New software has been created that can predict a wide range of reaction outcomes but is also more flexible than other programs when it comes to dealing with completely different chemical problems. The machine-learning platform, which uses structure-based molecular representations instead of big reaction-based datasets, could find diverse applications in organic chemistry.

Although machine-learning methods have been widely used to predict the molecular properties and biological activities of target molecules, their application in predicting reaction outcomes has been limited because current models usually can’t be transferred to different problems. Instead, complex parameterisation is required for each individual case to achieve good results. Researchers in Germany are now reporting a general approach that overcomes this limitation.

‘Previous models for accurately predicting reaction results have been highly complex and problem-specific,’ says Frank Glorius of the University of Münster, Germany, who led the study. ‘They are mostly based on a previously gained understanding of the underlying processes and cannot be transferred to other problems. In our approach, we use a universal representation of the involved compounds, which is solely based on their molecular structures. This allows for a general applicability of our program to diverse problem sets.’

The new tool is based on the assumption that reactivity can be directly derived from a molecule’s structure and uses an input based on ‘multiple fingerprint features’ as an all-round molecular representation. Frederik Sandfort, who also participated in the research, explains that organic compounds can be represented as graphs on which simple structural (yes/no) queries can be carried out. ‘Fingerprints are number sequences based on the combination of many such successive queries,’ he says. ‘They have originally been developed for structural similarity searches and were proven to be well-suited for application in computational models. We use a large number of different fingerprints to represent the molecular structure of each compound as accurately as possible.’

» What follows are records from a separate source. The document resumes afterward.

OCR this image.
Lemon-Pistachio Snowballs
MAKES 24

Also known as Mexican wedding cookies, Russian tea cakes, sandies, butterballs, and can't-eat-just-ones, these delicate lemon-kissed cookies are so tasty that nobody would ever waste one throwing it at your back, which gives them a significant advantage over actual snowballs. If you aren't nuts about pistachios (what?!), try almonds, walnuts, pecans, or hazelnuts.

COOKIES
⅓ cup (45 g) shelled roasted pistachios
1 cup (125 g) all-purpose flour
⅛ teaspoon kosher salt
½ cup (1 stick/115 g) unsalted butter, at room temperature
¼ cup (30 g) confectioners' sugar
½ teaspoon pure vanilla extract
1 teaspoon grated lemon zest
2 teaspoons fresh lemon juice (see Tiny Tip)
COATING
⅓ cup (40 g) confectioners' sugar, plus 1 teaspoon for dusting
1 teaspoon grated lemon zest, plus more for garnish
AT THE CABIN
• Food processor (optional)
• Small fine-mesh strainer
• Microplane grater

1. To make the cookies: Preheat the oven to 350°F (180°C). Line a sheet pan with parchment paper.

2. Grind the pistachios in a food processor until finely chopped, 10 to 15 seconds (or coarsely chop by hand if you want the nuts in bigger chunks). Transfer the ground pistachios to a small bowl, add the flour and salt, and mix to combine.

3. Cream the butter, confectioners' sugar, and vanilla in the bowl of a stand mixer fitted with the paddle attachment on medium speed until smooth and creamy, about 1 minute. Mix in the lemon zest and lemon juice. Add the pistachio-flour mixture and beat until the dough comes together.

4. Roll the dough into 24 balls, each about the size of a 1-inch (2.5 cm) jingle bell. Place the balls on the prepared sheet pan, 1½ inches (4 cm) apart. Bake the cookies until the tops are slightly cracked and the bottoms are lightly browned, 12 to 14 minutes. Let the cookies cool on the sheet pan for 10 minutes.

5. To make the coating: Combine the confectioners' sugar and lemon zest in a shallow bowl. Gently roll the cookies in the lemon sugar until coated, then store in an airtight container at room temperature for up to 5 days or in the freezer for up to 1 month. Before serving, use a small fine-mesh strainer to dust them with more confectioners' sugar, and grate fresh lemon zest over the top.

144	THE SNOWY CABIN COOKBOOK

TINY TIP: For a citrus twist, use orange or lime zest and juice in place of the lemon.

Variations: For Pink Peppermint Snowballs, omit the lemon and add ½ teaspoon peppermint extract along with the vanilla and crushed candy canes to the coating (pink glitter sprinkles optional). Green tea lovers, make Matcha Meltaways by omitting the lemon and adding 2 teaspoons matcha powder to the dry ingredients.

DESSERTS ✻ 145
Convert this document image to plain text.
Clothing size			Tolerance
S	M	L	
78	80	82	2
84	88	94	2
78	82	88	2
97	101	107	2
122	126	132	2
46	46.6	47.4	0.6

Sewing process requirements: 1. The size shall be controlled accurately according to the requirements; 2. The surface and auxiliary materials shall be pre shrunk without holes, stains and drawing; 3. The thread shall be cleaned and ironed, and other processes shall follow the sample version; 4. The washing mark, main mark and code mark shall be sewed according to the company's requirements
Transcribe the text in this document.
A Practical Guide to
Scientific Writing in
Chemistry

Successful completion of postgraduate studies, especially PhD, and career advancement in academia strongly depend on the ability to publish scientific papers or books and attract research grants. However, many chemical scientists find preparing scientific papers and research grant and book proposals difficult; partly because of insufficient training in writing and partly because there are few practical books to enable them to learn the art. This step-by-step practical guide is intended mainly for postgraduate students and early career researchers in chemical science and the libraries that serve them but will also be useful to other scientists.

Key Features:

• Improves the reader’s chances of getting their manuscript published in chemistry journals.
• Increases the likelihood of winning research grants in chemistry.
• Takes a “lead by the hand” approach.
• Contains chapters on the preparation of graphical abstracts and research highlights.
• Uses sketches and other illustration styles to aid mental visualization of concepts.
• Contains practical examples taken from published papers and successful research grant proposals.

Glorius points out that their platform is very versatile. ‘While our model can be used to predict molecular properties, its most important application is the accurate prediction of reaction results,’ he says. ‘We could predict enantioselectivities and yields with comparable accuracy to previous problem-specific models. Furthermore, the model was applied to predicting relative conversion based on a high-throughput data set which was never tackled using machine learning before.’

The program is also easy to use, the researchers say. ‘It only requires the input data in a very simple form and some problem-specific settings,’ explains Sandfort. He adds that the tool is already online and will be updated further with the team’s most recent developments.

Robert Paton at Colorado State University and the Center for Computer Assisted Synthesis, US, who was not involved in the study, notes that machine-learning methods are being increasingly used to identify patterns in data that can help to predict the outcome of experiments. ‘Chemists have managed to harness these techniques by converting molecular structures into vectors of numbers that can then be passed to learning algorithms,’ he says. ‘Representations using information only from a molecule’s atoms and their connectivity are agnostic to the particular reaction and as a result may be used across multiple reaction types for different types of predictions. Future developments in interpreting these predictions – a challenge shared by all machine learning approaches – will be valuable.’